Tom waited. There was one last moment of uncertainty, terminated by the hiss of spilled fuel igniting. “Oh, you're kidding. A spark? In this bloody weather?”

“Yeah. Shit out of luck today, aren't you, Doc? Don't worry.” Flynn braced his shoulder into the distorted shield frame and got a hand beneath the steering column. “Got to lift this a bit. Can you push?”

His contribution would be token at best, but he appreciated Flynn's effort to distract him. Then he understood why he had made it. “No. Flynn. Get out.”

“In a minute.”

“No. Now. The tank's gonna go up.”

“Push up from under the wheel. Come
on
, Tom.”

I filled her up yesterday. Full load; cost me a fortune. She'll blow like a culvert bomb.
“Flynn, fuck off out of here,” he rasped, trying to shove him away. But he was too weak, the pain occasioned by his movement too unmanning, and he fell back. Something in him still was capable of admiration, of aesthetic response—God, the sight of Flynn, every muscle in his lean tanned arms corded and standing, shoulders straining against the frame…
No, don't die here. You're too damn lovely.

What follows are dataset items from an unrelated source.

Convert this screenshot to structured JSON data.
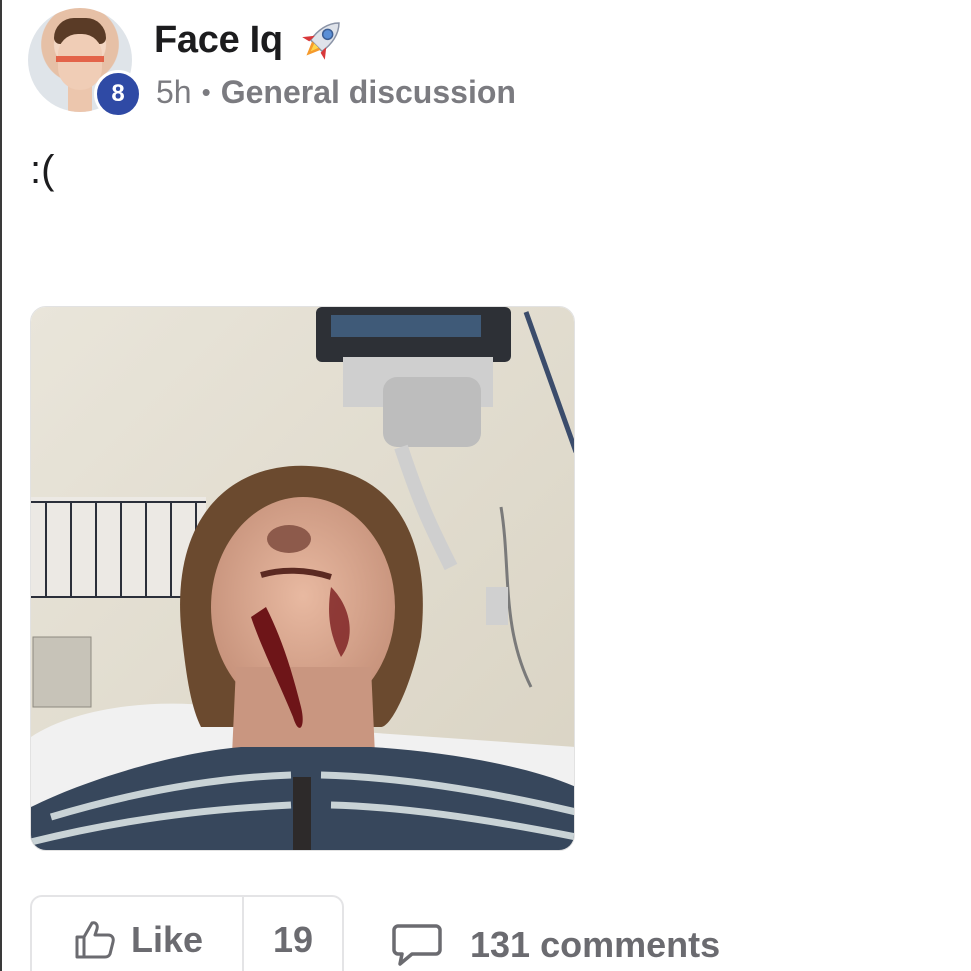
{
  "post": {
    "author_name": "Face Iq",
    "author_emoji": "rocket-icon",
    "badge_count": "8",
    "time_ago": "5h",
    "separator": "•",
    "group_name": "General discussion",
    "body_text": ":(",
    "photo_subject": "hospital-selfie-photo"
  },
  "actions": {
    "like_label": "Like",
    "like_count": "19",
    "comments_label": "131 comments"
  },
  "colors": {
    "badge": "#2f4aa5",
    "meta_text": "#7b7b80",
    "action_text": "#6b6b70",
    "border": "#e4e4e6"
  }
}
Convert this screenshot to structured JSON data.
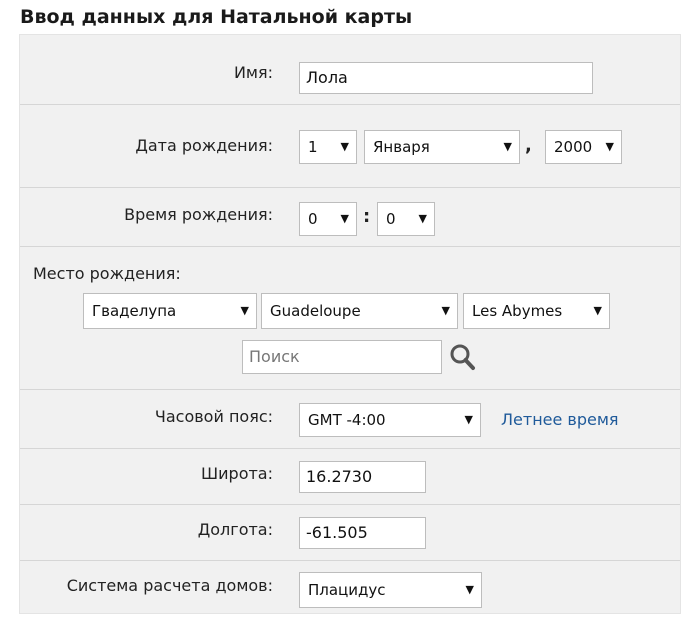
{
  "form_title": "Ввод данных для Натальной карты",
  "name": {
    "label": "Имя:",
    "value": "Лола"
  },
  "birth_date": {
    "label": "Дата рождения:",
    "day": "1",
    "month": "Января",
    "separator": ",",
    "year": "2000"
  },
  "birth_time": {
    "label": "Время рождения:",
    "hour": "0",
    "separator": ":",
    "minute": "0"
  },
  "birth_place": {
    "label": "Место рождения:",
    "country": "Гваделупа",
    "region": "Guadeloupe",
    "city": "Les Abymes",
    "search_placeholder": "Поиск",
    "search_icon": "magnifier-icon"
  },
  "timezone": {
    "label": "Часовой пояс:",
    "value": "GMT -4:00",
    "dst_link": "Летнее время"
  },
  "latitude": {
    "label": "Широта:",
    "value": "16.2730"
  },
  "longitude": {
    "label": "Долгота:",
    "value": "-61.505"
  },
  "house_system": {
    "label": "Система расчета домов:",
    "value": "Плацидус"
  },
  "dropdown_caret": "▼",
  "colors": {
    "panel_bg": "#f1f1f1",
    "link": "#1f5a9a",
    "border": "#bdbdbd"
  }
}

But he was tough as whipcord too, wasn't he? Flynn hauled deadweight bodies out of freezing water and into rescue baskets for a living. By contrast with a heaving Atlantic storm, Tom supposed the fire starting up in the back of the truck might not seem to him that much of a threat. He watched him lock a grip beneath the Rover's crushed dashboard, pulled until Tom thought he could hear ligaments tearing down his spine. Something in the wheel housing cracked. He got an inch, got a couple, and then it would do. Grabbed Tom by the armpits and dragged him out of the wreck.

They ran. Not far, but far enough. Tom knew a moment's wild elation. He was whole, his legs beneath him numb but working. He was running with Flynn, back on Porth beach, outrunning the ninth wave. Nothing could catch them. When Flynn tackled him to the turf, it felt like brief flight, a cliff dive. He did not see or hear the truck explode, experienced the blast as a jolt through Flynn's body where it lay over his, a warm unflinching shield.

Days passed in flickering shadows. Their airless antiseptic heat was so familiar to Tom that he did not question it, and simply dreamed himself making his rounds in the ICU, dispassionately looking down on his own bruised flesh laid out on the hospital bed. He borrowed the voices of his colleagues, of Mike Findlay, making diagnosis, trying to reassure the dishevelled young RNAS airman sitting by his bed that he would live.
Don't worry. There was some swelling on his brain, some pressure, but it's coming down. He'll wake up soon.